RDC : un médecin américain contaminé par Ebola, l’alerte sanitaire relance les inquiétudes
La République démocratique du Congo fait de nouveau face à une flambée du virus Ebola. Au cœur de cette nouvelle alerte sanitaire, un médecin américain travaillant dans l’est du pays a été contaminé après avoir pris en charge un patient infecté sans le savoir. Ce cas ravive les inquiétudes autour de la propagation du virus dans une région déjà fragilisée par les crises sanitaires et sécuritaires.
Selon plusieurs médias internationaux, le Dr Peter Stafford, chirurgien missionnaire installé en RDC depuis plusieurs années, a été testé positif au virus Ebola après avoir exercé à l’hôpital de Nyankunde, près de Bunia, dans la province de l’Ituri.
Un médecin contaminé après une intervention chirurgicale
D’après les premières informations, le praticien aurait contracté le virus après avoir opéré un patient souffrant de fortes douleurs abdominales. Ce malade, décédé par la suite, était déjà infecté par Ebola sans que l’équipe médicale ne le sache au moment de l’intervention.
Le médecin américain a commencé à présenter des symptômes, notamment de la fièvre et des nausées, avant d’être rapidement testé positif. Face à la gravité de la situation, il a été évacué vers l’Allemagne pour être pris en charge dans une unité spécialisée de l’hôpital universitaire de la Charité à Berlin.
Selon les autorités sanitaires, plusieurs personnes ayant été en contact avec lui sont actuellement sous surveillance médicale.
Une épidémie qui aurait commencé depuis plusieurs mois
L’Organisation mondiale de la santé estime que cette flambée d’Ebola aurait probablement débuté il y a plusieurs mois avant d’être officiellement identifiée. Les autorités sanitaires redoutent ainsi une circulation silencieuse du virus dans certaines localités de l’est congolais.
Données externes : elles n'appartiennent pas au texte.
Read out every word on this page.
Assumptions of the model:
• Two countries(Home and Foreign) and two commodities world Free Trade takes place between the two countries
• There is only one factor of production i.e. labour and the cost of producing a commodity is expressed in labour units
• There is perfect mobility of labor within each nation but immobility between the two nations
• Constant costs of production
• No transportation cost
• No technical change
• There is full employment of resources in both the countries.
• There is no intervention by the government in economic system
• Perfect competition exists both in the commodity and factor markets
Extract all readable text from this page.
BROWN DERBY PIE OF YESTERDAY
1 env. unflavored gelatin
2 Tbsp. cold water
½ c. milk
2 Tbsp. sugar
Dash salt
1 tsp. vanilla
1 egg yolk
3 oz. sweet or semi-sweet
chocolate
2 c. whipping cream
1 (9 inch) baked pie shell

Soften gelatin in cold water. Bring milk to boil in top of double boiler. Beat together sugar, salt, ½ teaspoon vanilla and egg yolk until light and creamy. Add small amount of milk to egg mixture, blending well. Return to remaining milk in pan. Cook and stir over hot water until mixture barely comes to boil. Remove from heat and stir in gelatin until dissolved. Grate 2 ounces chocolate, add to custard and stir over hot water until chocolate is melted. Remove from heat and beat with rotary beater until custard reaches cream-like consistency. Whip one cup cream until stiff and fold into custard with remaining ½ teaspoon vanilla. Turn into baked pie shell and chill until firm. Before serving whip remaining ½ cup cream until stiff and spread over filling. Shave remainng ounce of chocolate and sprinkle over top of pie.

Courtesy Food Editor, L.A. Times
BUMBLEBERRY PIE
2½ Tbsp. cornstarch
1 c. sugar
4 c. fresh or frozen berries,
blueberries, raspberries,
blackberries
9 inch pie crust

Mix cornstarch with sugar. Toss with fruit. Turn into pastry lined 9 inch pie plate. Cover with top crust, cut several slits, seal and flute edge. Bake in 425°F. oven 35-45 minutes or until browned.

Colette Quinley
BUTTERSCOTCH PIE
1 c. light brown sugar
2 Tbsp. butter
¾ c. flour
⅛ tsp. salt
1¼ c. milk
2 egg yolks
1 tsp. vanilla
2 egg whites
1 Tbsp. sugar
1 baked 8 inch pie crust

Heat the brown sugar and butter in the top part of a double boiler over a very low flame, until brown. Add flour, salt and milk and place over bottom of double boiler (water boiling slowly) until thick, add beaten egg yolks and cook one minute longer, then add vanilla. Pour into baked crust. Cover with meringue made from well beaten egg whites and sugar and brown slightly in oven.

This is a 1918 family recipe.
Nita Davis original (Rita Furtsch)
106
La souche détectée serait celle dite « Bundibugyo », une variante rare du virus Ebola pour laquelle il n’existe actuellement ni vaccin homologué ni traitement officiellement approuvé.
L’OMS a d’ailleurs classé cette flambée comme une urgence sanitaire nécessitant une mobilisation internationale rapide afin d’éviter une propagation dans les pays voisins.
Plus de 100 décès suspectés
Les chiffres communiqués par les organismes de santé restent préoccupants. Plusieurs centaines de cas suspects auraient déjà été recensés dans les provinces touchées, notamment en Ituri. Des dizaines, voire plus d’une centaine de décès suspects, seraient également enregistrés selon les premiers bilans.
Les zones minières et les axes de forte circulation inquiètent particulièrement les autorités, car ils favorisent les déplacements rapides des populations et compliquent le suivi des contacts.
Une pression croissante sur le système sanitaire congolais
Cette nouvelle crise intervient alors que le système de santé congolais reste confronté à de nombreux défis notamment le manque d’infrastructures, l'insuffisance du personnel médical et les difficultés logistiques dans les régions reculées.
La contamination d’un médecin étranger rappelle également les risques élevés auxquels sont exposés les soignants en première ligne. Depuis les précédentes épidémies d’Ebola en RDC, plusieurs membres du personnel médical ont perdu la vie en tentant de contenir le virus.
Les autorités sanitaires congolaises, appuyées par l’OMS et plusieurs organisations internationales, ont renforcé les opérations de traçage des contacts, d’isolement des cas suspects et de sensibilisation des populations afin de limiter la propagation de la maladie.